A Karakoran passa entre algumas das maiores cadeias de montanha do mundo. Montanhas de 7 mil metros tem por todos os lados e com mais de 8 mil, não são raras. Foram construídas mais de uma centena de pontes, e a obra custou a vida de outras centenas de pessoas. A estrada só fica aberta pouco mais de quatro meses por ano. Devido a sua altitude, grande parte dos passes ficam totalmente cobertos de neve. No verão não existe garantia de poder viajar por ela dentro de um horário programado.

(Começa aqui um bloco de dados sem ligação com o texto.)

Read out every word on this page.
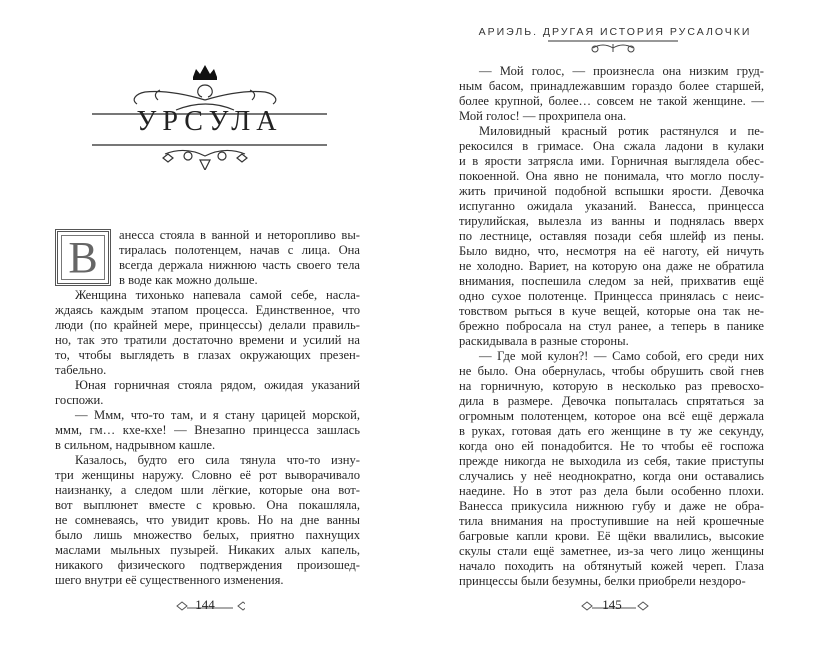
УРСУЛА
В	анесса стояла в ванной и неторопливо вы-
тиралась полотенцем, начав с лица. Она
всегда держала нижнюю часть своего тела
в воде как можно дольше.
Женщина тихонько напевала самой себе, насла-
ждаясь каждым этапом процесса. Единственное, что
люди (по крайней мере, принцессы) делали правиль-
но, так это тратили достаточно времени и усилий на
то, чтобы выглядеть в глазах окружающих презен-
табельно.
Юная горничная стояла рядом, ожидая указаний
госпожи.
— Ммм, что-то там, и я стану царицей морской,
ммм, гм… кхе-кхе! — Внезапно принцесса зашлась
в сильном, надрывном кашле.
Казалось, будто его сила тянула что-то изну-
три женщины наружу. Словно её рот выворачивало
наизнанку, а следом шли лёгкие, которые она вот-
вот выплюнет вместе с кровью. Она покашляла,
не сомневаясь, что увидит кровь. Но на дне ванны
было лишь множество белых, приятно пахнущих
маслами мыльных пузырей. Никаких алых капель,
никакого физического подтверждения произошед-
шего внутри её существенного изменения.
144
АРИЭЛЬ. ДРУГАЯ ИСТОРИЯ РУСАЛОЧКИ
— Мой голос, — произнесла она низким груд-
ным басом, принадлежавшим гораздо более старшей,
более крупной, более… совсем не такой женщине. —
Мой голос! — прохрипела она.
Миловидный красный ротик растянулся и пе-
рекосился в гримасе. Она сжала ладони в кулаки
и в ярости затрясла ими. Горничная выглядела обес-
покоенной. Она явно не понимала, что могло послу-
жить причиной подобной вспышки ярости. Девочка
испуганно ожидала указаний. Ванесса, принцесса
тирулийская, вылезла из ванны и поднялась вверх
по лестнице, оставляя позади себя шлейф из пены.
Было видно, что, несмотря на её наготу, ей ничуть
не холодно. Вариет, на которую она даже не обратила
внимания, поспешила следом за ней, прихватив ещё
одно сухое полотенце. Принцесса принялась с неис-
товством рыться в куче вещей, которые она так не-
брежно побросала на стул ранее, а теперь в панике
раскидывала в разные стороны.
— Где мой кулон?! — Само собой, его среди них
не было. Она обернулась, чтобы обрушить свой гнев
на горничную, которую в несколько раз превосхо-
дила в размере. Девочка попыталась спрятаться за
огромным полотенцем, которое она всё ещё держала
в руках, готовая дать его женщине в ту же секунду,
когда оно ей понадобится. Не то чтобы её госпожа
прежде никогда не выходила из себя, такие приступы
случались у неё неоднократно, когда они оставались
наедине. Но в этот раз дела были особенно плохи.
Ванесса прикусила нижнюю губу и даже не обра-
тила внимания на проступившие на ней крошечные
багровые капли крови. Её щёки ввалились, высокие
скулы стали ещё заметнее, из-за чего лицо женщины
начало походить на обтянутый кожей череп. Глаза
принцессы были безумны, белки приобрели нездоро-
145
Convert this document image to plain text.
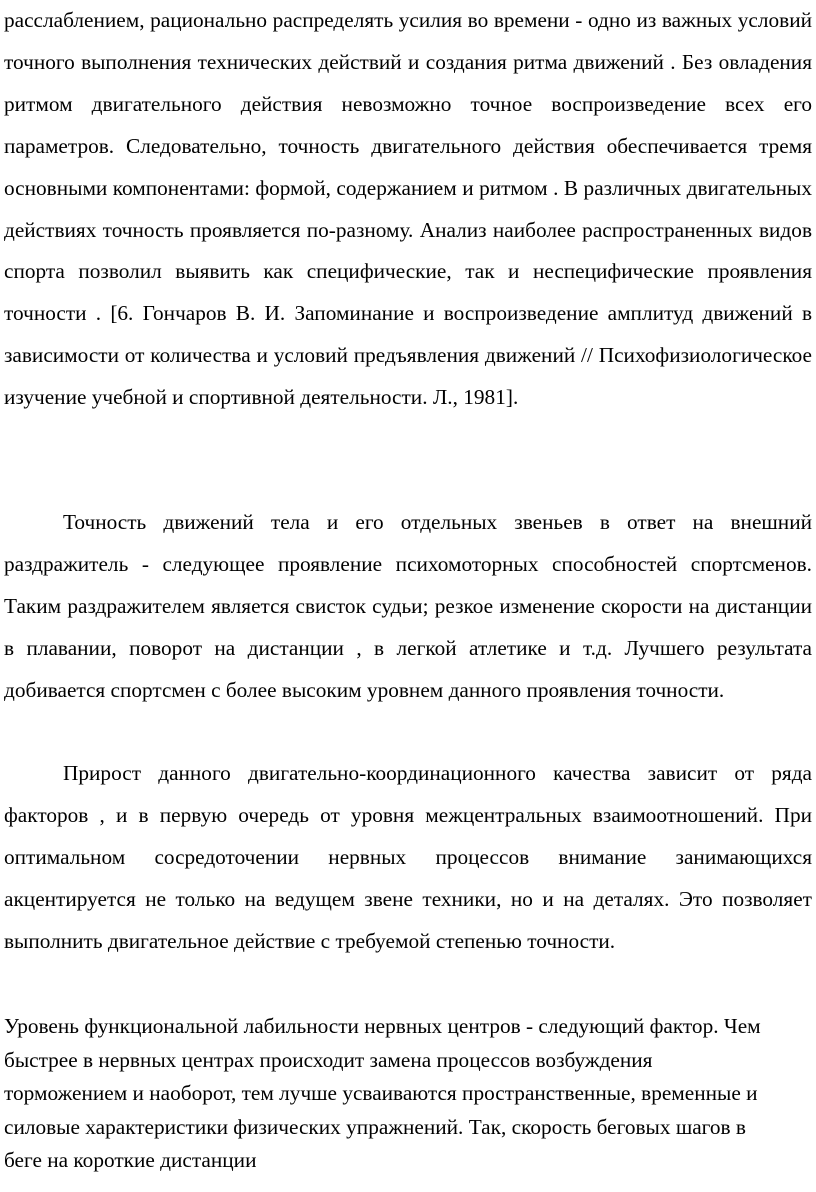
расслаблением, рационально распределять усилия во времени - одно из важных условий точного выполнения технических действий и создания ритма движений . Без овладения ритмом двигательного действия невозможно точное воспроизведение всех его параметров. Следовательно, точность двигательного действия обеспечивается тремя основными компонентами: формой, содержанием и ритмом . В различных двигательных действиях точность проявляется по-разному. Анализ наиболее распространенных видов спорта позволил выявить как специфические, так и неспецифические проявления точности . [6. Гончаров В. И. Запоминание и воспроизведение амплитуд движений в зависимости от количества и условий предъявления движений // Психофизиологическое изучение учебной и спортивной деятельности. Л., 1981].

Точность движений тела и его отдельных звеньев в ответ на внешний раздражитель - следующее проявление психомоторных способностей спортсменов. Таким раздражителем является свисток судьи; резкое изменение скорости на дистанции в плавании, поворот на дистанции , в легкой атлетике и т.д. Лучшего результата добивается спортсмен с более высоким уровнем данного проявления точности.

Прирост данного двигательно-координационного качества зависит от ряда факторов , и в первую очередь от уровня межцентральных взаимоотношений. При оптимальном сосредоточении нервных процессов внимание занимающихся акцентируется не только на ведущем звене техники, но и на деталях. Это позволяет выполнить двигательное действие с требуемой степенью точности.

Уровень функциональной лабильности нервных центров - следующий фактор. Чем быстрее в нервных центрах происходит замена процессов возбуждения торможением и наоборот, тем лучше усваиваются пространственные, временные и силовые характеристики физических упражнений. Так, скорость беговых шагов в беге на короткие дистанции
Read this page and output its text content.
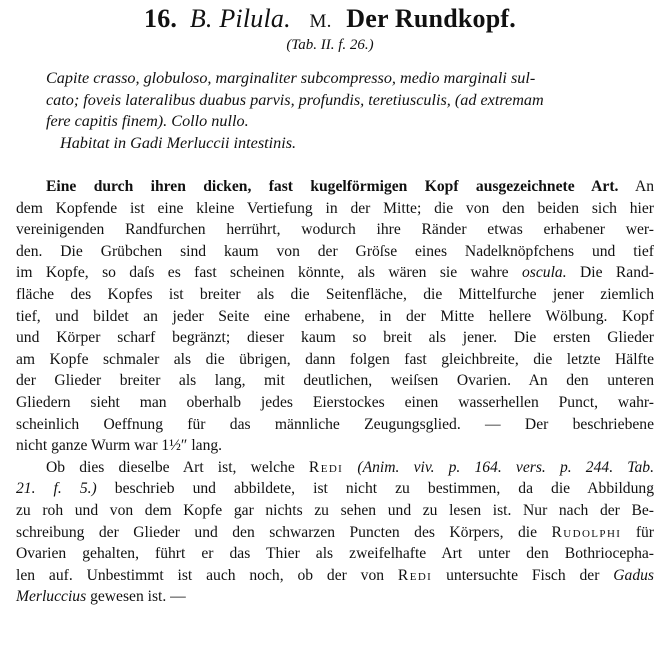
16. B. Pilula. M. Der Rundkopf.
(Tab. II. f. 26.)
Capite crasso, globuloso, marginaliter subcompresso, medio marginali sul-
cato; foveis lateralibus duabus parvis, profundis, teretiusculis, (ad extremam
fere capitis finem). Collo nullo.
Habitat in Gadi Merluccii intestinis.
Eine durch ihren dicken, fast kugelförmigen Kopf ausgezeichnete Art. An
dem Kopfende ist eine kleine Vertiefung in der Mitte; die von den beiden sich hier
vereinigenden Randfurchen herrührt, wodurch ihre Ränder etwas erhabener wer-
den. Die Grübchen sind kaum von der Gröſse eines Nadelknöpfchens und tief
im Kopfe, so daſs es fast scheinen könnte, als wären sie wahre oscula. Die Rand-
fläche des Kopfes ist breiter als die Seitenfläche, die Mittelfurche jener ziemlich
tief, und bildet an jeder Seite eine erhabene, in der Mitte hellere Wölbung. Kopf
und Körper scharf begränzt; dieser kaum so breit als jener. Die ersten Glieder
am Kopfe schmaler als die übrigen, dann folgen fast gleichbreite, die letzte Hälfte
der Glieder breiter als lang, mit deutlichen, weiſsen Ovarien. An den unteren
Gliedern sieht man oberhalb jedes Eierstockes einen wasserhellen Punct, wahr-
scheinlich Oeffnung für das männliche Zeugungsglied. — Der beschriebene
nicht ganze Wurm war 1½″ lang.
Ob dies dieselbe Art ist, welche Redi (Anim. viv. p. 164. vers. p. 244. Tab.
21. f. 5.) beschrieb und abbildete, ist nicht zu bestimmen, da die Abbildung
zu roh und von dem Kopfe gar nichts zu sehen und zu lesen ist. Nur nach der Be-
schreibung der Glieder und den schwarzen Puncten des Körpers, die Rudolphi für
Ovarien gehalten, führt er das Thier als zweifelhafte Art unter den Bothriocepha-
len auf. Unbestimmt ist auch noch, ob der von Redi untersuchte Fisch der Gadus
Merluccius gewesen ist. —
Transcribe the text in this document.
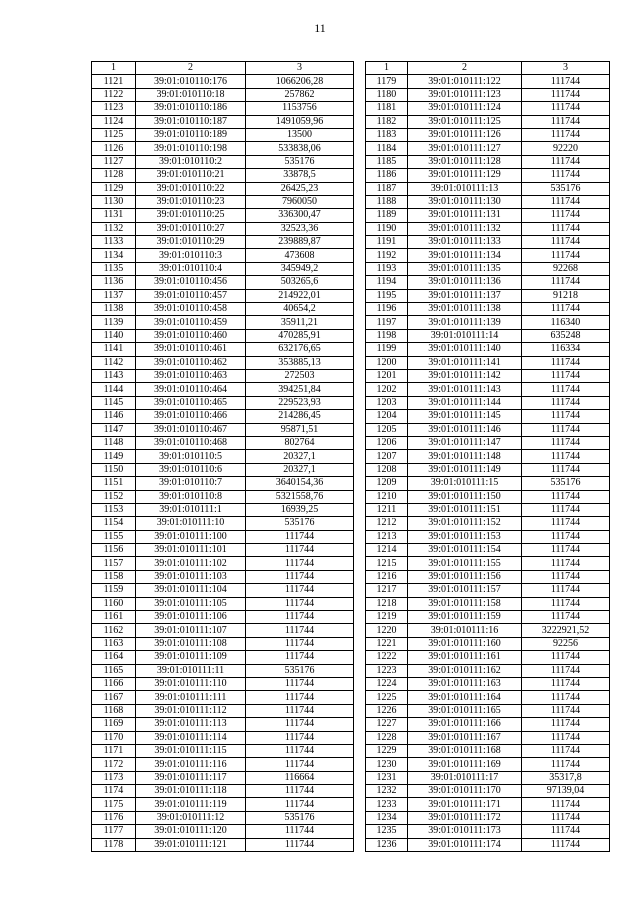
11
1	2	3
1121	39:01:010110:176	1066206,28
1122	39:01:010110:18	257862
1123	39:01:010110:186	1153756
1124	39:01:010110:187	1491059,96
1125	39:01:010110:189	13500
1126	39:01:010110:198	533838,06
1127	39:01:010110:2	535176
1128	39:01:010110:21	33878,5
1129	39:01:010110:22	26425,23
1130	39:01:010110:23	7960050
1131	39:01:010110:25	336300,47
1132	39:01:010110:27	32523,36
1133	39:01:010110:29	239889,87
1134	39:01:010110:3	473608
1135	39:01:010110:4	345949,2
1136	39:01:010110:456	503265,6
1137	39:01:010110:457	214922,01
1138	39:01:010110:458	40654,2
1139	39:01:010110:459	35911,21
1140	39:01:010110:460	470285,91
1141	39:01:010110:461	632176,65
1142	39:01:010110:462	353885,13
1143	39:01:010110:463	272503
1144	39:01:010110:464	394251,84
1145	39:01:010110:465	229523,93
1146	39:01:010110:466	214286,45
1147	39:01:010110:467	95871,51
1148	39:01:010110:468	802764
1149	39:01:010110:5	20327,1
1150	39:01:010110:6	20327,1
1151	39:01:010110:7	3640154,36
1152	39:01:010110:8	5321558,76
1153	39:01:010111:1	16939,25
1154	39:01:010111:10	535176
1155	39:01:010111:100	111744
1156	39:01:010111:101	111744
1157	39:01:010111:102	111744
1158	39:01:010111:103	111744
1159	39:01:010111:104	111744
1160	39:01:010111:105	111744
1161	39:01:010111:106	111744
1162	39:01:010111:107	111744
1163	39:01:010111:108	111744
1164	39:01:010111:109	111744
1165	39:01:010111:11	535176
1166	39:01:010111:110	111744
1167	39:01:010111:111	111744
1168	39:01:010111:112	111744
1169	39:01:010111:113	111744
1170	39:01:010111:114	111744
1171	39:01:010111:115	111744
1172	39:01:010111:116	111744
1173	39:01:010111:117	116664
1174	39:01:010111:118	111744
1175	39:01:010111:119	111744
1176	39:01:010111:12	535176
1177	39:01:010111:120	111744
1178	39:01:010111:121	111744
1	2	3
1179	39:01:010111:122	111744
1180	39:01:010111:123	111744
1181	39:01:010111:124	111744
1182	39:01:010111:125	111744
1183	39:01:010111:126	111744
1184	39:01:010111:127	92220
1185	39:01:010111:128	111744
1186	39:01:010111:129	111744
1187	39:01:010111:13	535176
1188	39:01:010111:130	111744
1189	39:01:010111:131	111744
1190	39:01:010111:132	111744
1191	39:01:010111:133	111744
1192	39:01:010111:134	111744
1193	39:01:010111:135	92268
1194	39:01:010111:136	111744
1195	39:01:010111:137	91218
1196	39:01:010111:138	111744
1197	39:01:010111:139	116340
1198	39:01:010111:14	635248
1199	39:01:010111:140	116334
1200	39:01:010111:141	111744
1201	39:01:010111:142	111744
1202	39:01:010111:143	111744
1203	39:01:010111:144	111744
1204	39:01:010111:145	111744
1205	39:01:010111:146	111744
1206	39:01:010111:147	111744
1207	39:01:010111:148	111744
1208	39:01:010111:149	111744
1209	39:01:010111:15	535176
1210	39:01:010111:150	111744
1211	39:01:010111:151	111744
1212	39:01:010111:152	111744
1213	39:01:010111:153	111744
1214	39:01:010111:154	111744
1215	39:01:010111:155	111744
1216	39:01:010111:156	111744
1217	39:01:010111:157	111744
1218	39:01:010111:158	111744
1219	39:01:010111:159	111744
1220	39:01:010111:16	3222921,52
1221	39:01:010111:160	92256
1222	39:01:010111:161	111744
1223	39:01:010111:162	111744
1224	39:01:010111:163	111744
1225	39:01:010111:164	111744
1226	39:01:010111:165	111744
1227	39:01:010111:166	111744
1228	39:01:010111:167	111744
1229	39:01:010111:168	111744
1230	39:01:010111:169	111744
1231	39:01:010111:17	35317,8
1232	39:01:010111:170	97139,04
1233	39:01:010111:171	111744
1234	39:01:010111:172	111744
1235	39:01:010111:173	111744
1236	39:01:010111:174	111744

Os deslizamentos de pedra são muito comuns, e numa estrada entre as montanhas e penhascos, não existe uma segunda alternativa…

KKH

Após avistarmos a primeira bandeira do Paquistão  no passe Khunjerab, a quase 5 mil metros de altitude, iniciou uma descida espetacular em zigue-zague. Nem dava para notar que tínhamos entrado na mão-inglesa, pois a estreita pista (teoricamente de duas mãos) era ocupada completamente pelo ônibus  Para fazer as curvas, não foram poucas vezes que tiveram que dar a re. Ao longo do caminho, alguns trabalhadores tentando recuperar a estrada, mas com picaretas e pás… Parecia obvio quem seria o vencedor da batalha homem x natureza. Algumas vezes tivemos que parar o ônibus para retirar pedras que rolaram no meio da pista. Para viajar por aqui, deve-se esquecer o numero de km que se vai percorrer. A contagem deve ser em horas, não em Km. Mas em plena Karakoram, eu não tinha nenhuma pressa em chegar! Passávamos por montanhas incríveis, penhascos assustadores, e por dezenas de glaciais.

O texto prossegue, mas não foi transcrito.